Rien n’est jamais sûr à cent pour cent, mais je suis presque certain de continuer à utiliser des samples de batterie et du turntablism, même si ça n’apparait pas dans chacun de mes morceaux. Mais au-delà de ça, c’est difficile à dire parce qu’une grande partie de la réponse est liée à l’évolution de ma vie en général. Si on prend cet album, il y est souvent question de ma femme, du début de notre relation, du fait que je l’ai demandé en mariage etc… Tout fini par être lié. La chanson « She Said Yes », par exemple, devait être très calme, très douce, je voulais vraiment que le résultat soit magnifique, c’est pour ça que j’ai autant adouci le sample de batterie, que j’ai rajouté du piano, des cordes et d’autres éléments encore. Ça, c’est un processus dont j’aurai toujours besoin: partir d’une idée que je souhaite exprimer pour ensuite adapter mes textes et ma voix. Je vois ma musique comme une sorte d’extension de moi-même.

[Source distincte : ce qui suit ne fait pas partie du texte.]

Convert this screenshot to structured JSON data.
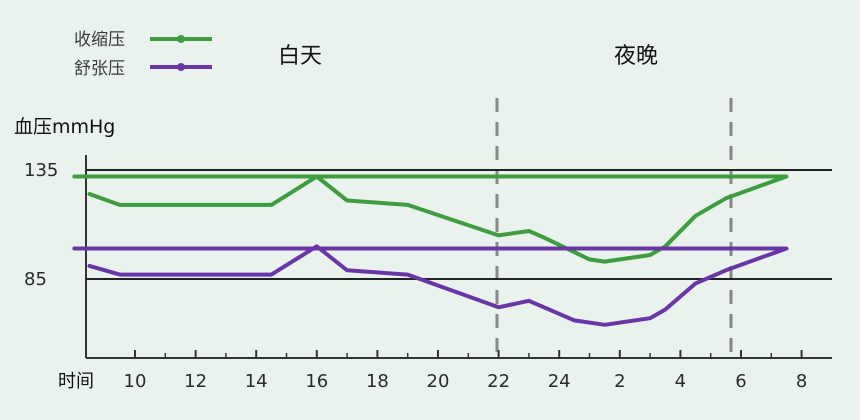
{
  "chart_data": {
    "type": "line",
    "title": "",
    "ylabel": "血压mmHg",
    "xlabel": "时间",
    "x_ticks": [
      "10",
      "12",
      "14",
      "16",
      "18",
      "20",
      "22",
      "24",
      "2",
      "4",
      "6",
      "8"
    ],
    "y_ticks": [
      135,
      85
    ],
    "ylim": [
      50,
      145
    ],
    "reference_lines": [
      135,
      85
    ],
    "periods": [
      {
        "label": "白天",
        "from": "9",
        "to": "22"
      },
      {
        "label": "夜晚",
        "from": "22",
        "to": "6"
      }
    ],
    "series": [
      {
        "name": "收缩压",
        "color": "#3d9e3d",
        "points": [
          [
            "8:30",
            124
          ],
          [
            "9:30",
            119
          ],
          [
            "14:30",
            119
          ],
          [
            "16:00",
            132
          ],
          [
            "17:00",
            121
          ],
          [
            "19:00",
            119
          ],
          [
            "22:00",
            105
          ],
          [
            "23:00",
            107
          ],
          [
            "23:30",
            104
          ],
          [
            "1:00",
            94
          ],
          [
            "1:30",
            93
          ],
          [
            "3:00",
            96
          ],
          [
            "3:30",
            100
          ],
          [
            "4:30",
            114
          ],
          [
            "5:30",
            122
          ],
          [
            "6:30",
            127
          ],
          [
            "7:30",
            132
          ],
          [
            "8:00",
            132
          ]
        ]
      },
      {
        "name": "舒张压",
        "color": "#6a35a8",
        "points": [
          [
            "8:30",
            91
          ],
          [
            "9:30",
            87
          ],
          [
            "14:30",
            87
          ],
          [
            "16:00",
            100
          ],
          [
            "17:00",
            89
          ],
          [
            "19:00",
            87
          ],
          [
            "22:00",
            72
          ],
          [
            "23:00",
            75
          ],
          [
            "23:30",
            72
          ],
          [
            "0:30",
            66
          ],
          [
            "1:30",
            64
          ],
          [
            "3:00",
            67
          ],
          [
            "3:30",
            71
          ],
          [
            "4:30",
            83
          ],
          [
            "5:30",
            89
          ],
          [
            "6:30",
            94
          ],
          [
            "7:30",
            99
          ],
          [
            "8:00",
            99
          ]
        ]
      }
    ]
  }
}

Quel disque a changé ta vie?

Si je devais ne citer qu’une chanson, je dirais « Trans Europe Express » de Kraftwerk. Mais pour ce qui est des albums, c’est « Yo ! Bum Rush The Show » de Public Enemy. Pour moi il est encore plus puissant que « It Takes A Nation Of Millions To Hold Us Back » qui est généralement cité. Comme je le disais tout à l’heure, quand j’étais plus jeune, j’appréciais surtout la musique qui faisait travailler mon intellect, et je crois qu’en la matière rien n’a jamais été aussi fort que cet album. Pas seulement à cause des textes, mais aussi de la musique telle qu’elle était composée. Je crois qu’aucune autre musique ne m’a jamais donné un tel sentiment lorsque je l’ai entendu pour la première fois. Je me souviens de l’espèce de sirène qui parcourait le morceau « Public Enemy No 1 » du début à la fin, et quand j’ai entendu ça mon cerveau a explosé. Cet album a vraiment changé ma vie dans la mesure où il m’a ouvert les yeux sur ce que la musique pouvait être.